Honey & Orange Baked Fish with Lentil Salad

Baked fresh fish in baking paper or foil makes a quick healthy dinner. Make sure you serve the parcels unopened, so you can enjoy the beautiful aroma trapped inside when opening at the dinner table.

4 Sanford & Sons Blue Cod fillets (Firm white fish Fillets)
2 Oranges, 1 zest only, 1 sliced (use juice of 1 orange in salad dressing)
1 tsp Chantal Organics Creamed Honey
2 tsp Dijon Mustard
4 tbsp Olivado Extra Virgin Olive Oil
salt & pepper
For the Lentil Salad
1 tin (400g) Chantal Organics Lentils, drained and rinsed
2 cups Baby Rocket Leaves
¼ red capsicum, diced
1/4 orange capsicum, diced
1 Shallot, diced
A handful Superb Herb Parsley, chopped
1 Orange, juice only
1 tsp Dijon mustard
2 tbsp DYC white wine vinegar
⅓ cup Olivado Extra Virgin Olive Oil
Salt & pepper
Lemon to serve
Baking paper

Heat oven to 200°C. Place each fish fillet, skin-side down, on individual squares of baking paper or foil.
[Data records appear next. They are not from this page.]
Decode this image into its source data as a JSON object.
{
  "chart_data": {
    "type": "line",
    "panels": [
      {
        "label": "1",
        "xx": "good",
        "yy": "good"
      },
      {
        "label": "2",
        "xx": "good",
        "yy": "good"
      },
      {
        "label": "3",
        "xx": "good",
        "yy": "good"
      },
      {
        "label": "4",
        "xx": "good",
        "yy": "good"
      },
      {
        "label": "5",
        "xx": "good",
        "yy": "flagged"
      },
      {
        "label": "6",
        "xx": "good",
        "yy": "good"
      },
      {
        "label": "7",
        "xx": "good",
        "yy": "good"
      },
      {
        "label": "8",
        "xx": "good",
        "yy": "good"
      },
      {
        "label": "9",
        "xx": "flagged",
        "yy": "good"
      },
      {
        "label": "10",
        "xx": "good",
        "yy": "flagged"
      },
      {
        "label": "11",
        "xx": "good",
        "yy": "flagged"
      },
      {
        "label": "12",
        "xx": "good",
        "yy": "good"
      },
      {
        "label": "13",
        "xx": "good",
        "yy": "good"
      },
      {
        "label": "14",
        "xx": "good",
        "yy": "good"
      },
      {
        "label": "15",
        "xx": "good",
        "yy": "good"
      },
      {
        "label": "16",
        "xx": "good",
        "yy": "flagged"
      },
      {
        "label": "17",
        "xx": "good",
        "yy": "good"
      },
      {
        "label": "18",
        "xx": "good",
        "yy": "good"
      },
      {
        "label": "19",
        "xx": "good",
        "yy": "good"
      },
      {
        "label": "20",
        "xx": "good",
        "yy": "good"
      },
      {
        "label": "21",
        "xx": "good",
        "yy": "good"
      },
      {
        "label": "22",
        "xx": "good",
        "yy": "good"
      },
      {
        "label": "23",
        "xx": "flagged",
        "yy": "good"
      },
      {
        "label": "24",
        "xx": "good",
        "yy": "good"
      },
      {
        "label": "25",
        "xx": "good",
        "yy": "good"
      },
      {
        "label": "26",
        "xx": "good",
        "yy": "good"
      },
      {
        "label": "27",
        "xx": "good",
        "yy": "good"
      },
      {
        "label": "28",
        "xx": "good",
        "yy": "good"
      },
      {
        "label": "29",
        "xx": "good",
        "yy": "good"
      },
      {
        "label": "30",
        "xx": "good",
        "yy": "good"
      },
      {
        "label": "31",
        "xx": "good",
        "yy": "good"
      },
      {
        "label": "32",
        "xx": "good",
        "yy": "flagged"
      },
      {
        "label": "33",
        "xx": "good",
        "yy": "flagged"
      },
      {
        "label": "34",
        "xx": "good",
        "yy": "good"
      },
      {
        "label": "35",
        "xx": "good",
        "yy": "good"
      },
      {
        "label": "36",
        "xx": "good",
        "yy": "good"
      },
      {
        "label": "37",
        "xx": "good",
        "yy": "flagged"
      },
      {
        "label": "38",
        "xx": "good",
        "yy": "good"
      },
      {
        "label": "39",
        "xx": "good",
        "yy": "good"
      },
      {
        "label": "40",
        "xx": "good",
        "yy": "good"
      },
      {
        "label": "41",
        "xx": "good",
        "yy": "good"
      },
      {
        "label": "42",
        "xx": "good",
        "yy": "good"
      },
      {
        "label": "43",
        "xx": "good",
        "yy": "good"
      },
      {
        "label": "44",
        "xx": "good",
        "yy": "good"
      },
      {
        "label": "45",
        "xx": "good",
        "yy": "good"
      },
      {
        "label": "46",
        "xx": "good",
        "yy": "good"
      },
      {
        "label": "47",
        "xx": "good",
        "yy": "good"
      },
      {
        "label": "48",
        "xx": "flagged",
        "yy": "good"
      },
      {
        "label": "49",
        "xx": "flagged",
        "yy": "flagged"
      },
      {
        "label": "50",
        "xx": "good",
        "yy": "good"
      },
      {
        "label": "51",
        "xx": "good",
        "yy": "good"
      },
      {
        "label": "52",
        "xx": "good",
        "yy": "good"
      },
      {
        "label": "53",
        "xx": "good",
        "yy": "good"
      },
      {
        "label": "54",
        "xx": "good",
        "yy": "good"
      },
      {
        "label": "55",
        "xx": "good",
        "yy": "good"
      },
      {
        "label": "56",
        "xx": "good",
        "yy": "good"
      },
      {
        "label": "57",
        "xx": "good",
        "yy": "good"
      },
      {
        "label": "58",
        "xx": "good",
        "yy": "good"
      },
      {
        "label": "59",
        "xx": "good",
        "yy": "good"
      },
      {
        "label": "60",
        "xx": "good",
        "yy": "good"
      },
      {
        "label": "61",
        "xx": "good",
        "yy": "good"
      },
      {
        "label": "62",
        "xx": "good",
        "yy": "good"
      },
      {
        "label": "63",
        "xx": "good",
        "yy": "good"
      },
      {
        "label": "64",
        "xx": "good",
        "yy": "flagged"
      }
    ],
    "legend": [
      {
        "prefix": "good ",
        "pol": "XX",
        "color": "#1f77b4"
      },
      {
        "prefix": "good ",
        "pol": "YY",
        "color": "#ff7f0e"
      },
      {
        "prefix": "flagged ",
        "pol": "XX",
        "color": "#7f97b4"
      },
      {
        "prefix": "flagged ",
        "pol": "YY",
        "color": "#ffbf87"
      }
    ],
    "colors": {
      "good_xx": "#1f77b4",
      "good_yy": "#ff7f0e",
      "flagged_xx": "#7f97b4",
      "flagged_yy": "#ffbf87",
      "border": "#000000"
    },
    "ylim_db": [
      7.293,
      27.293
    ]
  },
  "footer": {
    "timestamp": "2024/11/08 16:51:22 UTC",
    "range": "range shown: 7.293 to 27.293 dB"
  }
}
Mix the orange zest, honey, mustard, and oil then paste over the fillets. Season. Place orange slices on top of fish. Pull the sides of the baking paper up and fold the edges together to make individual parcels.
Place the parcels on a baking tray and bake in the oven for 10 mins or until the fish is just cooked.
Mix all ingredients for the salad dressing. Season to taste.
In a large bowl, combine all ingredients for the salad. Toss with the dressing.
Serve fish parcels with lentil salad and lemon wedges.